Ghee and Ghruta are remarkably beneficial, nourishing foods. With more people in the West learning about the benefits of ghee, you may wonder about ghee for babies. Is ghee as beneficial for babies as it is for adults? Let’s take a look at the benefits of ghee for babies, as well as when to introduce this nutritious food.
Benefits of Ghee for Babies
Ayurveda regards ghee as a nourishing food; it gives strength and luster. As part of one’s regular diet, it is considered a building, fortifying food.
Specifically, ghee is rich in digestible, fat-soluble vitamins A, D, E, and K. In addition, ghee is a source of antioxidants, and essential fatty acids, including Omega 3s, as well as trace minerals. Ghruta and ghee deliver essential nutrients to the body while softening and nourishing all tissues.
Childhood is a Time for Growth
It’s no secret that childhood is the time of life for growth. Since the early years are such an important time for laying down critical building blocks, getting good nutrition is essential during this time. You may notice that many small children are drawn to sweet foods whereas bitter foods are often an acquired taste. This is actually a healthy and natural instinct, as young children benefit from a higher proportion of nourishing versus purifying foods.
In addition, healthy fats are essential for brain growth.

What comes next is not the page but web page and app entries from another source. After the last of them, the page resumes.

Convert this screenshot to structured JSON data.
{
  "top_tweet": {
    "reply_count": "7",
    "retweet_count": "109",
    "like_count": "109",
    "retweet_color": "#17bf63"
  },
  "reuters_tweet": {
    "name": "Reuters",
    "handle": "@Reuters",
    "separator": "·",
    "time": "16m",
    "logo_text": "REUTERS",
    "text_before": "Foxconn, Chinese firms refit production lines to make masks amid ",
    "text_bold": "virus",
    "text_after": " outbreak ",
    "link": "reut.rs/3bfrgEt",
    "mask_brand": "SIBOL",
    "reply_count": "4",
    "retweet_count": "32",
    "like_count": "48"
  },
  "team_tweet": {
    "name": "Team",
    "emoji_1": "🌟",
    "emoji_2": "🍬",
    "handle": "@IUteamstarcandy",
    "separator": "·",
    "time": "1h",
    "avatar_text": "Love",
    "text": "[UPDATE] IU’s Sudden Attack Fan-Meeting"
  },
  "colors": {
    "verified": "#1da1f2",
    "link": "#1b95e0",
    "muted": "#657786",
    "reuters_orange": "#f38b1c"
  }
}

Ghruta is an excellent fat for promoting healthy cognitive development.
Ghee for Babies: When and How Much?
Knowing how nourishing ghee is, you may wonder when it is safe to introduce to babies. You can begin to slowly introduce ghee to your baby when the baby is ready for solid foods, around 6 or 7 months old. However, since babies are much smaller and more sensitive than adults, a tiny bit will do. Begin by adding just a couple of drops of ghee to soft foods such as mashed, cooked vegetables or porridge. You can slowly increase the amount over time as the child matures.

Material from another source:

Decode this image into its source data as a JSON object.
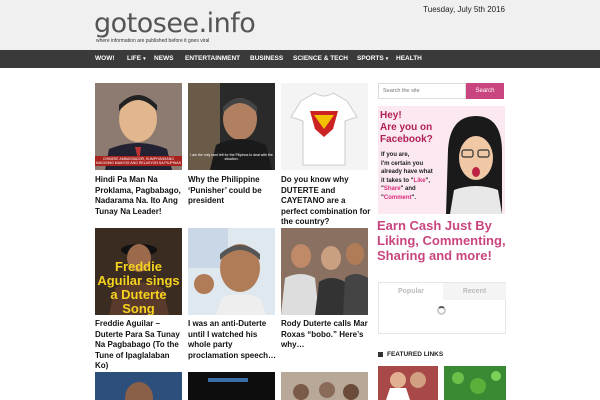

When choosing ghee, it is wise to choose high quality ghee made from A2 cattle. Milk and ghee from A2 cows tend to be easier to digest than that of A1 cows. PIOR Living ghruta, for instance, is made from free-range, grass-fed, Indian Gir A2 cows. Also, since lactose and beta casein are removed in the process of making ghruta, lactose-intolerance or dairy intolerance is typically not an issue with ghee and ghruta.
Ghee Isn’t Just for Eating
In addition to eating, ghee works as a massage oil. A bit of gently warmed ghee can be nice to massage into your baby’s skin and feet. Giving your baby a gentle massage is a way to provide comforting, soothing touch and get them ready for sleep.
Ghee is as good for babies and adults alike. Just remember that babies will tolerate a much smaller amount of ghee than grown-ups and of course, wait until your baby is ready to eat solid foods before introducing ghee.